China 'resolutely' backs HK leader after setback at polls
Hong Kong Chief Executive Carrie Lam speaks to the press after casting her vote during the district council elections, Hong Kong, Nov. 24, 2019. (AFP Photo)


China said yesterday it supports Hong Kong's embattled leader Carrie Lam, after protesters scored a crushing victory in community-level elections in the city after months of violence.

"China's central government resolutely supports Chief Executive Carrie Lam's leadership of the Special Administrative Region government," said foreign ministry spokesman Geng Shuang at a regular press briefing. Although the elections handle local concerns such as bus routes and garbage collection, the result has been seen as voters giving the territory's China-controlled administration a bloody nose after months of increasingly violent clashes between protesters and police. Geng said the government also supported the police and judiciary in Hong Kong in "punishing relevant violent and illegal behaviors."

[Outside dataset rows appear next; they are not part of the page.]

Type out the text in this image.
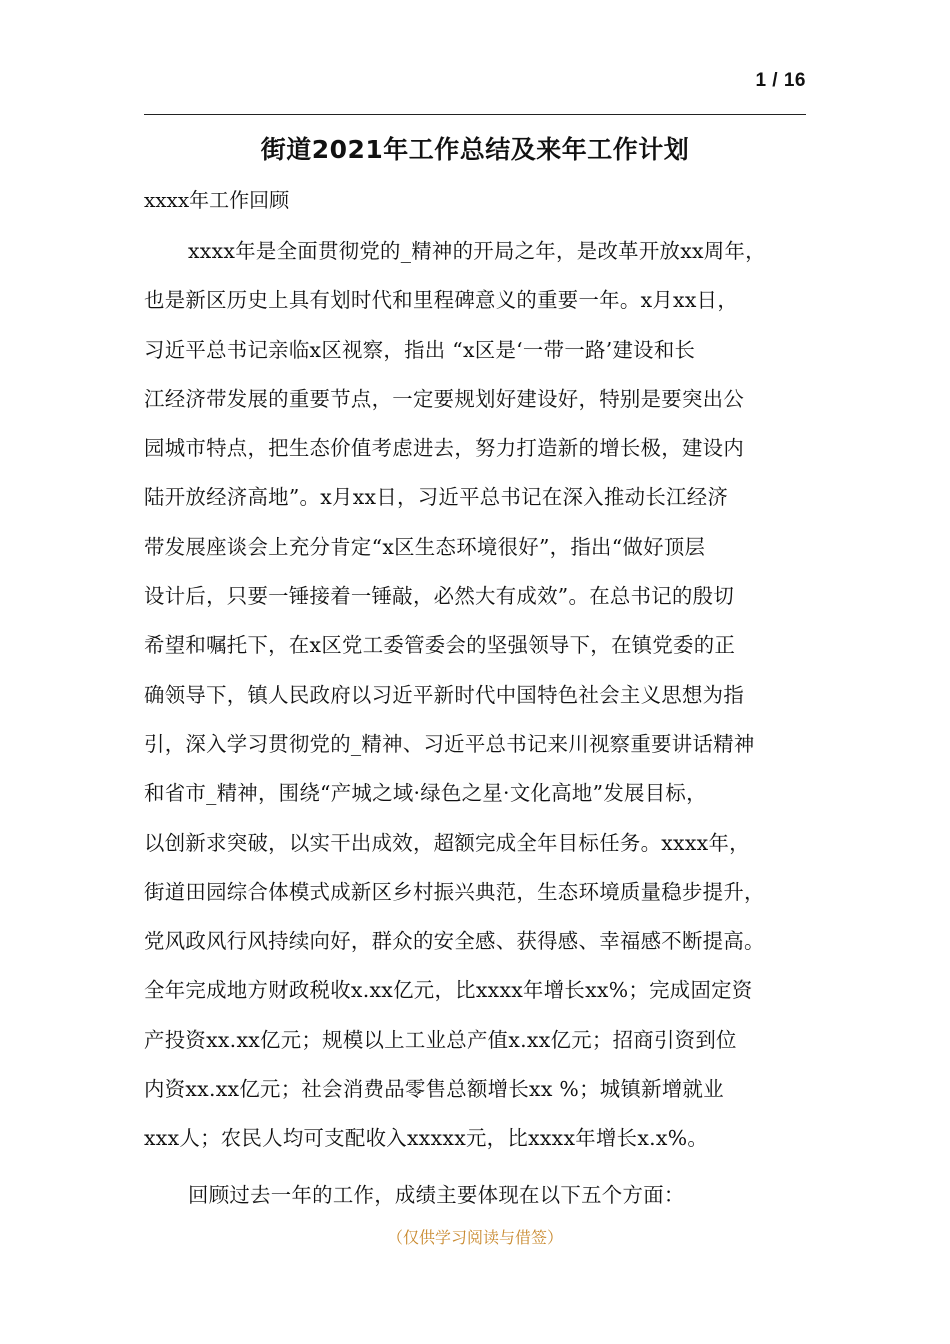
1 / 16
街道2021年工作总结及来年工作计划
xxxx年工作回顾
xxxx年是全面贯彻党的_精神的开局之年，是改革开放xx周年，
也是新区历史上具有划时代和里程碑意义的重要一年。x月xx日，
习近平总书记亲临x区视察，指出 “x区是‘一带一路’建设和长
江经济带发展的重要节点，一定要规划好建设好，特别是要突出公
园城市特点，把生态价值考虑进去，努力打造新的增长极，建设内
陆开放经济高地”。x月xx日，习近平总书记在深入推动长江经济
带发展座谈会上充分肯定“x区生态环境很好”，指出“做好顶层
设计后，只要一锤接着一锤敲，必然大有成效”。在总书记的殷切
希望和嘱托下，在x区党工委管委会的坚强领导下，在镇党委的正
确领导下，镇人民政府以习近平新时代中国特色社会主义思想为指
引，深入学习贯彻党的_精神、习近平总书记来川视察重要讲话精神
和省市_精神，围绕“产城之域·绿色之星·文化高地”发展目标，
以创新求突破，以实干出成效，超额完成全年目标任务。xxxx年，
街道田园综合体模式成新区乡村振兴典范，生态环境质量稳步提升，
党风政风行风持续向好，群众的安全感、获得感、幸福感不断提高。
全年完成地方财政税收x.xx亿元，比xxxx年增长xx%；完成固定资
产投资xx.xx亿元；规模以上工业总产值x.xx亿元；招商引资到位
内资xx.xx亿元；社会消费品零售总额增长xx %；城镇新增就业
xxx人；农民人均可支配收入xxxxx元，比xxxx年增长x.x%。
回顾过去一年的工作，成绩主要体现在以下五个方面：
（仅供学习阅读与借签）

Nearly 3 million people, about three-quarters of eligible voters, queued up on a crisp, cerulean autumn day to exercise their rights, with candidates supporting protesters ultimately winning nearly 400 of the 452 seats. Hong Kong's leader Carrie Lam said in a statement she respected the result and that her government "will listen to the views of the public with an open mind and with serious reflection," without offering specifics.

In the run-up to the citywide elections on Sunday, extreme clashes had broken out between riot police and anti-government protesters, who had barricaded themselves in several universities. The standoffs were stoked in part by the death of a protester after a fall and the shooting of another by a policeman at point-blank range.